A GQ article from earlier this year compiles a bunch of the positive feedback stars like Patrick Stewart and directors like Sofia Coppola had to say about the company. Brie Larson (“Room,” “Spectacular Now”) remarks that “A24 has the unique ability to find and champion authentic narratives that cut to the core in a raw and honest way.”

But what good is my praise, is Larson’s praise, without some firm proof? A24’s got a hefty catalog of movies to check out, but I’ve picked out a handful to get the uninitiated initiated, a list of their must-watch films to get a sense of how they’re helping the film industry during its drought of artful cinema. This isn’t even a quarter of A24’s list of films, rather only a fraction of some of their strongest ones that may not have the strongest reach, but deserve to.

Hall of Fame


“Spring Breakers”

“Spring Breaaaaak.” Harmony Korine’s streak of unorthodox filming practices (my favorite: Wanting to distribute “Trash Humpers” in random locations) and divisive arthouse films culminated in his most successful film ever, “Spring Breakers,” one of A24’s first distributions. It’s wacky, a bit pretentious, but I can assure you it’s not as dumb as you might be lead to believe. Plus, Gucci Mane’s in it. Not sure how many other movies have got Gucci in them.

“The Spectacular Now”

Ok so this one is a bit corny but it’s legitimately a good coming-of-age film and I cannot bag on it for little more than my own petty criticisms. It’s one of the more accessible films to a mainstream audience for sure, so it’s a good starting point for someone not hoping to watch some cuckoo arthouse horror movie or anything remotely challenging.


Cuckoo arthouse horror movie that is really challenging. Still thinking about this movie to this day and quite frankly if it doesn’t convince you of Denis Villeneuve’s position as one of the greatest directors working right now, nothing will.

“Under the Skin”

Cuckoo arthouse horror movie that is really challenging. Haunting in every sense of the word and the perfect display of Scarlett Johansson’s abilities as an actor. Can’t speak highly enough about Mica Levi’s score.
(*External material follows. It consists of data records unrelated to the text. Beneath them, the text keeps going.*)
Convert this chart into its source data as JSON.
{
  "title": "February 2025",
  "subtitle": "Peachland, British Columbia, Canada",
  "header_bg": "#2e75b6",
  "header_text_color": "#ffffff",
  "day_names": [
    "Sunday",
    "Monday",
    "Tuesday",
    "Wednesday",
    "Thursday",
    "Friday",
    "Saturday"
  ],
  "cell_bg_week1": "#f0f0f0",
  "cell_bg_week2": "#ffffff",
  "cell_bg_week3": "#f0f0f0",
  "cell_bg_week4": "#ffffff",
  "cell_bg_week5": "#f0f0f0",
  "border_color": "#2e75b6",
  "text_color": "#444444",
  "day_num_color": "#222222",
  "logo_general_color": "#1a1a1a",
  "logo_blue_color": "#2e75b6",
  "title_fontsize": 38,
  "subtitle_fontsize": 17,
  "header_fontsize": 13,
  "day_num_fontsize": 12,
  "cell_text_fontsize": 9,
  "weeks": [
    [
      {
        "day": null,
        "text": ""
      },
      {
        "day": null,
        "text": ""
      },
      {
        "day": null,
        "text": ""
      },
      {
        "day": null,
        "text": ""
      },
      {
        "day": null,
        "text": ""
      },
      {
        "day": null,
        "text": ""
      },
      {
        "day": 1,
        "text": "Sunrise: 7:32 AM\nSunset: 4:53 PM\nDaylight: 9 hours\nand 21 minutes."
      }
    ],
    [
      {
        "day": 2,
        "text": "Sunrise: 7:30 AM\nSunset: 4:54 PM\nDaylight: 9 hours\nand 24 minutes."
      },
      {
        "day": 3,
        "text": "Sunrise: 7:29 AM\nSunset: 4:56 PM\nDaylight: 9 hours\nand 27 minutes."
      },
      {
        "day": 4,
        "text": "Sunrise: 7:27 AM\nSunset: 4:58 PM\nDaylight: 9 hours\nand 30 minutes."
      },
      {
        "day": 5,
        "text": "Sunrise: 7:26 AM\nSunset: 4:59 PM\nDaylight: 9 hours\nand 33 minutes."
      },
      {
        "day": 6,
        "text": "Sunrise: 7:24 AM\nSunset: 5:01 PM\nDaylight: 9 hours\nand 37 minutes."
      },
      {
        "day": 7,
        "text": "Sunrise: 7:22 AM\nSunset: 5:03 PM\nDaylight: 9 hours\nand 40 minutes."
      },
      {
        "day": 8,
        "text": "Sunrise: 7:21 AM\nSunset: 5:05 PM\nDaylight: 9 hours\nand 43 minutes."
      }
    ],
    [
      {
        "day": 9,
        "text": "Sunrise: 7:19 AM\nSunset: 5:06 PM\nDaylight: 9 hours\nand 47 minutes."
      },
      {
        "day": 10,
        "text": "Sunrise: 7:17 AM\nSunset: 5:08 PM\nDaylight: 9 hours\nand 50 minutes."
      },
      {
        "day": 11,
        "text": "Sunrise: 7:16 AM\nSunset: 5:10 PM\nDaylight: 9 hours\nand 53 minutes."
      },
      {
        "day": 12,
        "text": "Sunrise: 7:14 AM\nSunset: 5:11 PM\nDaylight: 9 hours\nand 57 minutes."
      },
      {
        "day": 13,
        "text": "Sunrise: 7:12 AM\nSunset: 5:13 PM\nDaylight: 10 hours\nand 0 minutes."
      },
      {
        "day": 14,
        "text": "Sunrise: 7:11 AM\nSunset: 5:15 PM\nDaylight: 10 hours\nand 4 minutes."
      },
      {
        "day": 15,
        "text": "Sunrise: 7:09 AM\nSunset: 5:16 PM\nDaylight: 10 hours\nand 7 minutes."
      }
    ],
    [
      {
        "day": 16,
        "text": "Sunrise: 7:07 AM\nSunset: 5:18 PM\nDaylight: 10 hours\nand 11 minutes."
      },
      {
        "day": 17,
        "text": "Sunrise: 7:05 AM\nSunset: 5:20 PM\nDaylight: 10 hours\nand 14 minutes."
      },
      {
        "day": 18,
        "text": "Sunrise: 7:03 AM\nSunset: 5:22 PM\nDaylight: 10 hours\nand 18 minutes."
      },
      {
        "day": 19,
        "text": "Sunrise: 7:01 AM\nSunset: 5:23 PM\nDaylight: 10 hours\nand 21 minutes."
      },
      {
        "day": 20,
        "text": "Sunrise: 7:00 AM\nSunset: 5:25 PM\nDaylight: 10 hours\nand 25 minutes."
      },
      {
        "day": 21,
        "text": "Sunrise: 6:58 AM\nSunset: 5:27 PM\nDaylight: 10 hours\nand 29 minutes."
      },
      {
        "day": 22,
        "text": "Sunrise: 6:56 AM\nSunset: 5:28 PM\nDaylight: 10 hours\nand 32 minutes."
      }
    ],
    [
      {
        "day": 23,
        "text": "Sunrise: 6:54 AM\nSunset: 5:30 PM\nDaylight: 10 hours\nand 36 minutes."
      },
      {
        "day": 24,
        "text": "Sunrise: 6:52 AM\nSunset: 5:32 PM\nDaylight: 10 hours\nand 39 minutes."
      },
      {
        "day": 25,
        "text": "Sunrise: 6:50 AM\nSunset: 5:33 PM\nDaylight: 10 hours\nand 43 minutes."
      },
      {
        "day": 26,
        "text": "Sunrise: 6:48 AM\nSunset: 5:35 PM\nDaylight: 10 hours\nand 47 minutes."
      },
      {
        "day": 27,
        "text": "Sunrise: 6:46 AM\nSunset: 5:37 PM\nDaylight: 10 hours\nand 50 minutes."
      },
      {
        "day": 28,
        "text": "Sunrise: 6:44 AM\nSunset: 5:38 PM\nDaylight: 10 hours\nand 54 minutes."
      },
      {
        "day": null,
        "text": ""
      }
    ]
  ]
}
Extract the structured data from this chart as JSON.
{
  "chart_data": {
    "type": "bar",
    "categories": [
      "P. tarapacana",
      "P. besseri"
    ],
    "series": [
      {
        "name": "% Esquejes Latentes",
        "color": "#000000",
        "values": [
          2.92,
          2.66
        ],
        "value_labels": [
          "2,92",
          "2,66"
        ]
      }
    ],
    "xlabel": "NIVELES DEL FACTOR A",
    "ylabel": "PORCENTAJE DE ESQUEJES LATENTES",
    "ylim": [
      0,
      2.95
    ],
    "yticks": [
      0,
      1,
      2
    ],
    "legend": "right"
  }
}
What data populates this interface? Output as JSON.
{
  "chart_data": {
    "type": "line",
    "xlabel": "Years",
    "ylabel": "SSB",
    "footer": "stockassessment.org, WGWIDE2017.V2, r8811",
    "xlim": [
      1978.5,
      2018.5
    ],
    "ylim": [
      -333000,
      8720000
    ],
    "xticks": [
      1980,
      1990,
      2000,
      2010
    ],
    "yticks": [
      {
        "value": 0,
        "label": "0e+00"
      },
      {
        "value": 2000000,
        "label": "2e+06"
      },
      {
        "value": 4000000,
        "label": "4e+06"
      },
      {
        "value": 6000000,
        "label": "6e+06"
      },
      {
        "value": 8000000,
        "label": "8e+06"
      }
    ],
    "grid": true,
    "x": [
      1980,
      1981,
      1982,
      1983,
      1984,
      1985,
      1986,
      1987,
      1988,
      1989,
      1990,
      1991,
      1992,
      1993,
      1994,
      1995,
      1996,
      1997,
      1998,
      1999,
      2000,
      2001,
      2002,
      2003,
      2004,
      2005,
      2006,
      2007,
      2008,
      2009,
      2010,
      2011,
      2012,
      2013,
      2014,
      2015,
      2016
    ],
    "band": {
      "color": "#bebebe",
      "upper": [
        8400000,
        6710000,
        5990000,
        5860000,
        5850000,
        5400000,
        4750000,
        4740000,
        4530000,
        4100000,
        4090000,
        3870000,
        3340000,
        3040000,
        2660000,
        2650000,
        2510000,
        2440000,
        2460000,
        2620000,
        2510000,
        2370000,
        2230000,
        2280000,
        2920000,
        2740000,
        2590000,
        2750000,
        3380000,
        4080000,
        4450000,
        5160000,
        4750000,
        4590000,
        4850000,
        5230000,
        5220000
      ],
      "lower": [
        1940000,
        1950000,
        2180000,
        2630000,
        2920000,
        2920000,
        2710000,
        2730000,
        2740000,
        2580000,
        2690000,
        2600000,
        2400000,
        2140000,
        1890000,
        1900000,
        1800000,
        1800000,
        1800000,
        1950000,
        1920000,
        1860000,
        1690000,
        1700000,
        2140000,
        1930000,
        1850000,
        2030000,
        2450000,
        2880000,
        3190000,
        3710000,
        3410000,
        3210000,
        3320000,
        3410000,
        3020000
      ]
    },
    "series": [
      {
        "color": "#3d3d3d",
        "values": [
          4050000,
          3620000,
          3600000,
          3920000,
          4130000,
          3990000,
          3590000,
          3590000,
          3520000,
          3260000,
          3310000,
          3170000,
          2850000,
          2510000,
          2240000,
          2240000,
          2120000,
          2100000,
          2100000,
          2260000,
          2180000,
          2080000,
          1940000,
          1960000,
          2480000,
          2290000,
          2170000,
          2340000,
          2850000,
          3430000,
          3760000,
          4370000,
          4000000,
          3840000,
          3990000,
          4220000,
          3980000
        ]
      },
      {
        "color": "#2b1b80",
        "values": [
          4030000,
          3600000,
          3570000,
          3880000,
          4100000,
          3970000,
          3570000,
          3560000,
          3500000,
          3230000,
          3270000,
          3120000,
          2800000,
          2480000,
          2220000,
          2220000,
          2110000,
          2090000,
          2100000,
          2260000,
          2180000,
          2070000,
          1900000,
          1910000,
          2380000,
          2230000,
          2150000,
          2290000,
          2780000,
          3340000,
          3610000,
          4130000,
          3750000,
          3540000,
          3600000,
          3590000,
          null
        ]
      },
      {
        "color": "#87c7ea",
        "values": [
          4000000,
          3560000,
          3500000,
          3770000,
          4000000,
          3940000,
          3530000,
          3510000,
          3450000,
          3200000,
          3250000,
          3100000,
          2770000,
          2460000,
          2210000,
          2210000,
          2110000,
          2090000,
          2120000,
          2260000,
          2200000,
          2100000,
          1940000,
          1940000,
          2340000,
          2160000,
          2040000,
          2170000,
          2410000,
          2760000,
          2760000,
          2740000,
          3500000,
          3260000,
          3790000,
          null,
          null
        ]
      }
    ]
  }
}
Tom Hardy. In a car. 85 minutes. Very intense.

“The Rover”

Imagine if someone stole your car. That would really suck! Only in “The Rover” it really, really sucks since it’s post the apocalypse and now you’re more hapless than when it was just the post-apocalypse. The silver lining: Robert Pattinson can lead you to your car and he’s also really dumb.

“Slow West”

Quite literally a slow western film. Even the shoot outs are relatively slow. But it’s the good kind of slow. Michael Fassbender and Kodi Smit-McPhee have a really interesting dynamic throughout the film that pays off excellently in the end and it’s easily one of the most memorable Westerns of the 2000’s.

“Ex Machina”

An entertaining sci-fi thriller that’s more cerebral than the average one in this category. Its jaw-dropping special effects, however, are the real star of the show (alongside Oscar Isaac’s dance moves).

“The Witch”

One of the most thoroughly unnerving horror films to be put out in recent memory. Gets under the skin like few others with its creepily advancing plot about a 17th century family being torn apart by the notion that a witch is tormenting them.

“Green Room”

A grueling white-knuckle thriller about a punk band squaring off with a bunch of Nazis armed with attack dogs, shotguns and machetes. Not for the faint of heart.

“The Lobster”

A lobster rises from the depths of the ocean to terrorize a coastal fishing village, avenging the deaths of its family. Just kidding, it’s about a weird dystopia where single people have to go to this estate and look for a mate within 30 days or else they get turned to an animal of their choice.

“Swiss Army Man”

Paul Dano is stranded on an island but Daniel Radcliffe’s corpse can fart so he rides him like a boat to try to make it back to civilization.

“A Ghost Story”

A man dies, becomes a sheet ghost and passes through time until like, 2078; Rooney Mara gets really sad and eats her first pie ever on-camera for, like, 9 minutes. It’s not very accessible to most folks but it’s a beautiful story for anyone willing to engage with its minimalist plot.